Con este ideal la Casa Matriz de Quito ha demostrado siempre el mayor interés en la
organización de los Núcleos Provinciales, a fin de que se multiplicaran, en toda la
República, los centros estimuladores de la Cultura. Con la ayuda económica que ha
proporcionado la Tesorería de la Casa de la Cultura, los Núcleos del Guayas y del Azuay
han construido ya sus edificios propios, con dependencias adecuadas para biblioteca,
museo, teatro y editorial. Se han constituido también los Núcleos del Tungurahua,
Manabí, Loja, Esmeraldas y del Chimborazo, que realizan sus actividades culturales, de
acuerdo con las exigencias del ambiente.
La Ley del Patrimonio Artístico comienza por concretar los objetos que se
consideran como tesoros artísticos y son: los objetos arqueológicos, ruinas de
fortificaciones, templos, conventos y otros edificios prehispánicos y coloniales (a. 1). Los
propietarios de esos objetos están en el deber de dar a conocer su existencia a la Casa de
la Cultura, a fin de que forrase el Inventario del Patrimonio Artístico (a. 2). La vigilancia
de la Casa de la Cultura no priva al propietario de su derecho sobre el objeto artístico;
pero controla la enajenación, traslado, reparación, restauración o modificación que se
pretendiera hacer del monumento histórico (as. 3, 5 y 6). Los Municipios y Organismos
Estatales no pueden autorizar la reparación de edificios comprendidos en el Patrimonio
Artístico, sin permiso previo de la Casa de la Cultura (a. 7). Se prohíbe la exportación de
objetos pertenecientes al Patrimonio Artístico Nacional (a. 10). La Casa de la Cultura
tiene la facultad de proceder a la restauración de las obras de Arte deterioradas y tomar
todas las medidas para evitar el posterior deterioro de las existentes (a. 11). «Ninguna
persona o entidad puede realizar en el Ecuador trabajos de excavación arqueológica o
paleontológica sin conocimiento de la Casa de la Cultura, la misma que puede
suspenderlas cuando crea que peligran objetos de valor artístico e histórico» (a. 13). La
Casa de la Cultura Ecuatoriana, de acuerdo con la Academia Nacional de Historia y las
Instituciones Indigenistas, debe levantar el Mapa Arqueológico Nacional y dar el apoyo
posible a quienes se dediquen a las investigaciones arqueológicas (a. 15). La Casa de la
Cultura está en el deber de organizar, por medio de expertos, la formación de Museos, y
enviar al Exterior becados que adquieran los conocimientos técnicos necesarios para la
mejor organización de cursos sobre cuidado y conservación de los Museos (a. 25).
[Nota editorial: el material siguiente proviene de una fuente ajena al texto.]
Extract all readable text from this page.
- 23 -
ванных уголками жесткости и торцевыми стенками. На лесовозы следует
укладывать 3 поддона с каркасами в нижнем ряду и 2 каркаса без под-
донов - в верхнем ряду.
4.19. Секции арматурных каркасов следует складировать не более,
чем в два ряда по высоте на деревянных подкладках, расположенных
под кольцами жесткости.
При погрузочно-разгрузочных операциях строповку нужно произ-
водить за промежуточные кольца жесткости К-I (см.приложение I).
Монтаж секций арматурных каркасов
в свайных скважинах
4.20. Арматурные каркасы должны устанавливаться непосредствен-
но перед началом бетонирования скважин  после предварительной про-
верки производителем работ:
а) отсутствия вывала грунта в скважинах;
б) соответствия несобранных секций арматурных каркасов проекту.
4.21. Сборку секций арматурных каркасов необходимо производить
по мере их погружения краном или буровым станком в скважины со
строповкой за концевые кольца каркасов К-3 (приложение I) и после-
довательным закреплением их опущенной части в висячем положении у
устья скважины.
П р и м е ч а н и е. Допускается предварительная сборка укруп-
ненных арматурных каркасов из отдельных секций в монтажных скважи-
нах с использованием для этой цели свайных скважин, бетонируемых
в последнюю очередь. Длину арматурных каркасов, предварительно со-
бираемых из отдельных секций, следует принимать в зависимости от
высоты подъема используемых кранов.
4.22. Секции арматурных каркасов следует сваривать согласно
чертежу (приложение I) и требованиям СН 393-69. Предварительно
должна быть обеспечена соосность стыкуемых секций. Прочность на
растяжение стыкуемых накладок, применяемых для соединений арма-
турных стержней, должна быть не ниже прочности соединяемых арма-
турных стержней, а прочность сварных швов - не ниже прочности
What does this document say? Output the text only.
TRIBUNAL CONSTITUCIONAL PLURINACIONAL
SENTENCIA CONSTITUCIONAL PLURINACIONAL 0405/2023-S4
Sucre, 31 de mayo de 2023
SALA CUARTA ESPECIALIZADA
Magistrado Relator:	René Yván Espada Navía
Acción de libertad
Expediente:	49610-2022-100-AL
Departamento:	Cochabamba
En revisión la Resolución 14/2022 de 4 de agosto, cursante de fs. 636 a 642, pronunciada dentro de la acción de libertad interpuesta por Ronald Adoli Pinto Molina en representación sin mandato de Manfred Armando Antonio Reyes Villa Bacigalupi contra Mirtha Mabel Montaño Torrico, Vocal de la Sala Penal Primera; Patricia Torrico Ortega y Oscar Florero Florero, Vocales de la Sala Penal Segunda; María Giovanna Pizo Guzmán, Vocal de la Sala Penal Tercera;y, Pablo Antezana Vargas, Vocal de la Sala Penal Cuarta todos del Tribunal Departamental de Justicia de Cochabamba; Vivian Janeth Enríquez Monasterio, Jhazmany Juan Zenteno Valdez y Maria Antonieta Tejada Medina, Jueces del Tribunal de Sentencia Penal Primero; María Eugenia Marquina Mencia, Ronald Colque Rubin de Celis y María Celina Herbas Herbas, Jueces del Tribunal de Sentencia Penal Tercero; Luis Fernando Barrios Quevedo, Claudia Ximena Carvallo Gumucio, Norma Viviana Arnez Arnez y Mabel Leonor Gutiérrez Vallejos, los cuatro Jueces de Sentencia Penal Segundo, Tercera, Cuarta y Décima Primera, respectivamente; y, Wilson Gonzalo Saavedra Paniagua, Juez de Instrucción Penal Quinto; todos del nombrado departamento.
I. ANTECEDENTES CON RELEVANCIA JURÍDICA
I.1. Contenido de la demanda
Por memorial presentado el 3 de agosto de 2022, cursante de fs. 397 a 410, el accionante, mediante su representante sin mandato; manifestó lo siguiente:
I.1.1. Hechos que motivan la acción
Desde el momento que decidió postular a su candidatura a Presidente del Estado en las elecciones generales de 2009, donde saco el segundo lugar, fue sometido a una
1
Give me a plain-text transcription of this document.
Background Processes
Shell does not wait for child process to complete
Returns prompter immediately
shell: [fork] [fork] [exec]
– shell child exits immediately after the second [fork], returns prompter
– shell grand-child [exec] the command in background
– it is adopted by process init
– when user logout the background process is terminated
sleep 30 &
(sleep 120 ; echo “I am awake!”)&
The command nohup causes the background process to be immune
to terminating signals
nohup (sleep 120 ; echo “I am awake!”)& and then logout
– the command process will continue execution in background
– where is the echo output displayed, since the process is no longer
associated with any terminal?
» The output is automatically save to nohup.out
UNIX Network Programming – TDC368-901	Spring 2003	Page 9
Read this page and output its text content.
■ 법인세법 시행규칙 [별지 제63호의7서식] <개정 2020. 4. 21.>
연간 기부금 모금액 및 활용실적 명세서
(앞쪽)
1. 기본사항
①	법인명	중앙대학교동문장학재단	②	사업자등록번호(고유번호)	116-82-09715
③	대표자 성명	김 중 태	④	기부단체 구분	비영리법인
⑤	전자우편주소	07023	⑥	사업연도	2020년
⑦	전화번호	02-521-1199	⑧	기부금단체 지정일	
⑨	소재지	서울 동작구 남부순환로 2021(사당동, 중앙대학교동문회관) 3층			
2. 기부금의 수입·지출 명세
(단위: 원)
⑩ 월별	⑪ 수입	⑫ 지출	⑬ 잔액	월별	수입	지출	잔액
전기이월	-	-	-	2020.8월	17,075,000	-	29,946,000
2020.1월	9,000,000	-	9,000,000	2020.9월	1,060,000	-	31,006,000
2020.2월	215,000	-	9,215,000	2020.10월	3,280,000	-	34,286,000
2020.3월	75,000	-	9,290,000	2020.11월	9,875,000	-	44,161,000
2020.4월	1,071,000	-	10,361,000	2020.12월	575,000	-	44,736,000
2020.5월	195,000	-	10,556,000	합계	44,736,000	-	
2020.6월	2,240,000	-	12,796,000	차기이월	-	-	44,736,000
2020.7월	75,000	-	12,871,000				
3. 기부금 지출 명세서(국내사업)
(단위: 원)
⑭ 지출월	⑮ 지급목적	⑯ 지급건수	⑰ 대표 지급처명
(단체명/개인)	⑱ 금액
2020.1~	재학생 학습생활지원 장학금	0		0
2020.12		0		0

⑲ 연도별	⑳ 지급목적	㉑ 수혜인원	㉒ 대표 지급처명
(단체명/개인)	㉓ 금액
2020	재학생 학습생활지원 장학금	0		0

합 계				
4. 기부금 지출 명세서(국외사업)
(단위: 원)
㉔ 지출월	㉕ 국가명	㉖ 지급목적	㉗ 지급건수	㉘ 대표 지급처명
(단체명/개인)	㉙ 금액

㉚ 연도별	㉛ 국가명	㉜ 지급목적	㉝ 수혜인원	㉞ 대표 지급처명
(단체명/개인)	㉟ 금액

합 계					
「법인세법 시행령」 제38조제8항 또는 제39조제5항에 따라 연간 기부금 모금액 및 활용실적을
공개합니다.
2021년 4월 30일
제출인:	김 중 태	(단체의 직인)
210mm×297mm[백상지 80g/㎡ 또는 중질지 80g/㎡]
El fondo inicial con que fue creada la Institución era de 568627,4 sucres. La
recaudación en los dos primeros años ascendió a más del millón y medro anuales. De
1945 a 1949 pasó de dos millones y medio. A partir de 1950 subió a cuatro millones y
medio anuales. En 1953, en virtud de un Decreto Ley de Emergencia del 11 de julio del
52, se señaló a la Casa de la Cultura el 3,42 % para fondos de operación y el 1,46 % de
Capital, del cual se asignaba el 40 % para el Núcleo del Guayas, el 40 % para el Núcleo
del Azuay y el 20 % para la Matriz. Del fondo de Operación se debía asignar a los demás
núcleos. La asignación provenía de la recaudación por impuestos arancelarios aduaneros.